Cancer study reveals costs of disease

A recent study shows that five years of cancer care for the elderly costs Medicare approximately $21.2 billion.  This staggering figure is expected to swell as the baby boomers age.  The study, which was based on costs generated by cancer patients diagnosed in 2004, reveals that the highest costs are incurred during the first 12 months after diagnosis. Joseph Lipscomb, a health policy researcher at Emory University in Atlanta, said the study is the first to combine cost estimates and survival data to arrive at long-term national estimates for 18 of the most common types of cancers in the elderly. In men, brain and nervous system cancers were measured to be the costliest, whereas in women, ovarian and lung cancers are the most expensive.   For the full findings, click here.
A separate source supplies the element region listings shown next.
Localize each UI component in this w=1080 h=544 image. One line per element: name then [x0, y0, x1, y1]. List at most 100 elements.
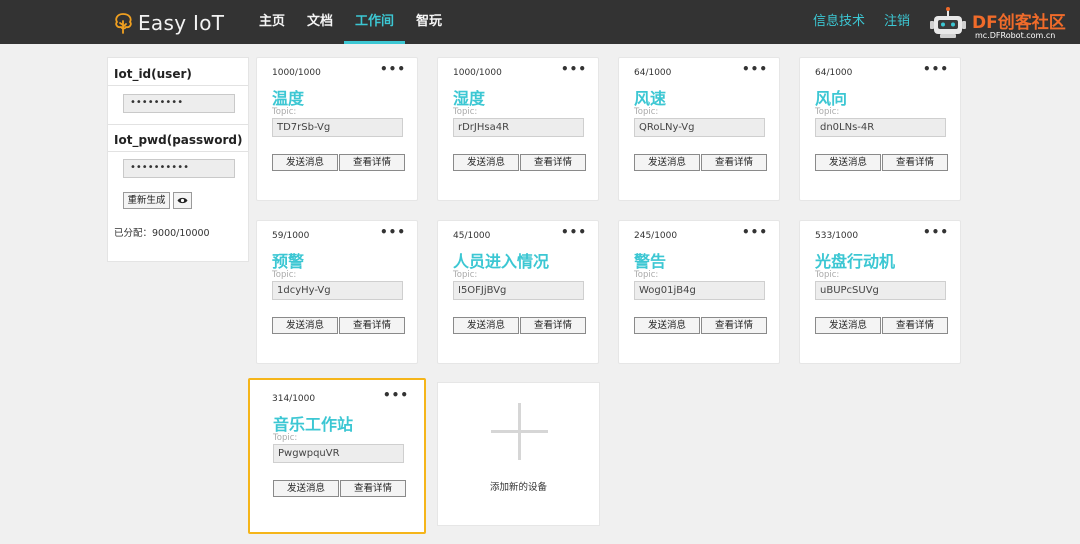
send-message-button[interactable]: 发送消息 — [634, 154, 700, 171]
view-details-button[interactable]: 查看详情 — [882, 154, 948, 171]
divider — [108, 151, 248, 152]
robot-mascot-icon — [930, 7, 966, 38]
device-name: 温度 — [272, 89, 305, 108]
password-label: Iot_pwd(password) — [114, 133, 243, 147]
device-card[interactable]: 64/1000 ••• 风速 Topic: QRoLNy-Vg 发送消息 查看详… — [618, 57, 780, 201]
topic-label: Topic: — [453, 107, 478, 117]
nav-workspace[interactable]: 工作间 — [344, 0, 406, 44]
device-card-body: 64/1000 ••• 风向 Topic: dn0LNs-4R 发送消息 查看详… — [800, 58, 960, 200]
view-details-button[interactable]: 查看详情 — [520, 154, 586, 171]
page-scrollbar[interactable] — [1072, 44, 1080, 544]
more-options-icon[interactable]: ••• — [380, 225, 406, 239]
view-details-button[interactable]: 查看详情 — [701, 317, 767, 334]
device-card-body: 314/1000 ••• 音乐工作站 Topic: PwgwpquVR 发送消息… — [258, 384, 420, 528]
info-tech-link[interactable]: 信息技术 — [813, 0, 865, 44]
credentials-panel: Iot_id(user) ••••••••• Iot_pwd(password)… — [107, 57, 249, 262]
add-device-card[interactable]: 添加新的设备 — [437, 382, 600, 526]
device-card-body: 533/1000 ••• 光盘行动机 Topic: uBUPcSUVg 发送消息… — [800, 221, 960, 363]
topic-label: Topic: — [453, 270, 478, 280]
message-count: 533/1000 — [815, 231, 859, 241]
device-card-body: 245/1000 ••• 警告 Topic: Wog01jB4g 发送消息 查看… — [619, 221, 779, 363]
more-options-icon[interactable]: ••• — [742, 225, 768, 239]
device-card-body: 1000/1000 ••• 湿度 Topic: rDrJHsa4R 发送消息 查… — [438, 58, 598, 200]
topic-field[interactable]: QRoLNy-Vg — [634, 118, 765, 137]
send-message-button[interactable]: 发送消息 — [634, 317, 700, 334]
regenerate-button[interactable]: 重新生成 — [123, 192, 170, 209]
top-header: Easy IoT 主页 文档 工作间 智玩 信息技术 注销 DF创客社区 mc.… — [0, 0, 1080, 44]
more-options-icon[interactable]: ••• — [923, 225, 949, 239]
more-options-icon[interactable]: ••• — [383, 388, 409, 402]
device-card-body: 45/1000 ••• 人员进入情况 Topic: I5OFJjBVg 发送消息… — [438, 221, 598, 363]
send-message-button[interactable]: 发送消息 — [273, 480, 339, 497]
send-message-button[interactable]: 发送消息 — [453, 154, 519, 171]
device-name: 湿度 — [453, 89, 486, 108]
device-name: 风速 — [634, 89, 667, 108]
nav-home[interactable]: 主页 — [248, 0, 296, 44]
more-options-icon[interactable]: ••• — [380, 62, 406, 76]
message-count: 59/1000 — [272, 231, 310, 241]
view-details-button[interactable]: 查看详情 — [339, 317, 405, 334]
message-count: 314/1000 — [272, 394, 316, 404]
show-password-button[interactable] — [173, 192, 192, 209]
topic-field[interactable]: TD7rSb-Vg — [272, 118, 403, 137]
topic-field[interactable]: 1dcyHy-Vg — [272, 281, 403, 300]
logout-link[interactable]: 注销 — [884, 0, 910, 44]
topic-field[interactable]: PwgwpquVR — [273, 444, 404, 463]
device-card[interactable]: 533/1000 ••• 光盘行动机 Topic: uBUPcSUVg 发送消息… — [799, 220, 961, 364]
device-card[interactable]: 1000/1000 ••• 温度 Topic: TD7rSb-Vg 发送消息 查… — [256, 57, 418, 201]
view-details-button[interactable]: 查看详情 — [520, 317, 586, 334]
plus-icon — [518, 403, 521, 460]
nav-docs[interactable]: 文档 — [296, 0, 344, 44]
send-message-button[interactable]: 发送消息 — [453, 317, 519, 334]
more-options-icon[interactable]: ••• — [923, 62, 949, 76]
send-message-button[interactable]: 发送消息 — [272, 317, 338, 334]
topic-field[interactable]: Wog01jB4g — [634, 281, 765, 300]
divider — [108, 124, 248, 125]
message-count: 1000/1000 — [453, 68, 502, 78]
view-details-button[interactable]: 查看详情 — [339, 154, 405, 171]
topic-label: Topic: — [634, 107, 659, 117]
message-count: 245/1000 — [634, 231, 678, 241]
view-details-button[interactable]: 查看详情 — [882, 317, 948, 334]
topic-field[interactable]: dn0LNs-4R — [815, 118, 946, 137]
device-card[interactable]: 245/1000 ••• 警告 Topic: Wog01jB4g 发送消息 查看… — [618, 220, 780, 364]
more-options-icon[interactable]: ••• — [742, 62, 768, 76]
device-card[interactable]: 314/1000 ••• 音乐工作站 Topic: PwgwpquVR 发送消息… — [248, 378, 426, 534]
df-brand-watermark: DF创客社区 mc.DFRobot.com.cn — [926, 4, 1076, 42]
device-card[interactable]: 59/1000 ••• 预警 Topic: 1dcyHy-Vg 发送消息 查看详… — [256, 220, 418, 364]
topic-label: Topic: — [272, 107, 297, 117]
device-name: 预警 — [272, 252, 305, 271]
send-message-button[interactable]: 发送消息 — [815, 154, 881, 171]
more-options-icon[interactable]: ••• — [561, 225, 587, 239]
message-count: 1000/1000 — [272, 68, 321, 78]
device-name: 光盘行动机 — [815, 252, 896, 271]
topic-field[interactable]: uBUPcSUVg — [815, 281, 946, 300]
nav-smart-play[interactable]: 智玩 — [405, 0, 453, 44]
divider — [108, 85, 248, 86]
device-card[interactable]: 64/1000 ••• 风向 Topic: dn0LNs-4R 发送消息 查看详… — [799, 57, 961, 201]
device-name: 警告 — [634, 252, 667, 271]
main-nav: 主页 文档 工作间 智玩 — [248, 0, 453, 44]
topic-field[interactable]: rDrJHsa4R — [453, 118, 584, 137]
device-card[interactable]: 45/1000 ••• 人员进入情况 Topic: I5OFJjBVg 发送消息… — [437, 220, 599, 364]
message-count: 45/1000 — [453, 231, 491, 241]
device-name: 风向 — [815, 89, 848, 108]
device-name: 人员进入情况 — [453, 252, 550, 271]
message-count: 64/1000 — [634, 68, 672, 78]
device-card-body: 59/1000 ••• 预警 Topic: 1dcyHy-Vg 发送消息 查看详… — [257, 221, 417, 363]
send-message-button[interactable]: 发送消息 — [815, 317, 881, 334]
logo[interactable]: Easy IoT — [112, 10, 224, 36]
user-id-field[interactable]: ••••••••• — [123, 94, 235, 113]
send-message-button[interactable]: 发送消息 — [272, 154, 338, 171]
password-field[interactable]: •••••••••• — [123, 159, 235, 178]
device-card-body: 1000/1000 ••• 温度 Topic: TD7rSb-Vg 发送消息 查… — [257, 58, 417, 200]
more-options-icon[interactable]: ••• — [561, 62, 587, 76]
view-details-button[interactable]: 查看详情 — [701, 154, 767, 171]
device-name: 音乐工作站 — [273, 415, 354, 434]
device-card[interactable]: 1000/1000 ••• 湿度 Topic: rDrJHsa4R 发送消息 查… — [437, 57, 599, 201]
plant-logo-icon — [115, 13, 132, 34]
df-brand-title: DF创客社区 — [972, 13, 1066, 33]
allotted-quota: 已分配：9000/10000 — [114, 228, 210, 239]
view-details-button[interactable]: 查看详情 — [340, 480, 406, 497]
topic-field[interactable]: I5OFJjBVg — [453, 281, 584, 300]
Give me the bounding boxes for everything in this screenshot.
Cancer Treatment Sticker Shock

The cost of cancer care is rising fifteen percent a year, according to a recent MSNBC article

The price tag on cancer treatment is sending many patients, families, and even doctors into sticker shock.  Price of cancer treatment, primarily chemotherapy drugs, is now weighing heavily on patients' choice of care.  For example, two equally effective colon cancer drugs cost a difference of $60,000; whereas the cheaper causes hair loss, the more expensive can lead to nerve damage in hands.  According to many doctors, price is now considered a side-effect of drugs: when selecting treatments, patients consider the cost just as they would nausea, hair loss, and nerve damage, for example.   Dr. Neal J. Meropol of Philadelphia’s Fox Chase Cancer Center says he has seen patients calculate costs, such as a colon cancer patient who asked to switch from oral chemo to cheaper but more laborious intravenous chemo, or a woman who refused a pricey anti-nausea drug that would make her chemo more bearable.

The only up-side of rising cancer costs is drug companies' ability to donate medication to prescription-assistance programs that provide them for free to patients who otherwise couldn’t pay.  Programs like “Partnership for Prescription Assistance" have assisted about 5 million people since 2005 in obtaining costly care.

Prices are typically omitted from drug fact sheets, so doctors are sometimes unaware of the costs to patients. But because of the rising prices, doctors are now being trained in how to approach the matter of price with patients.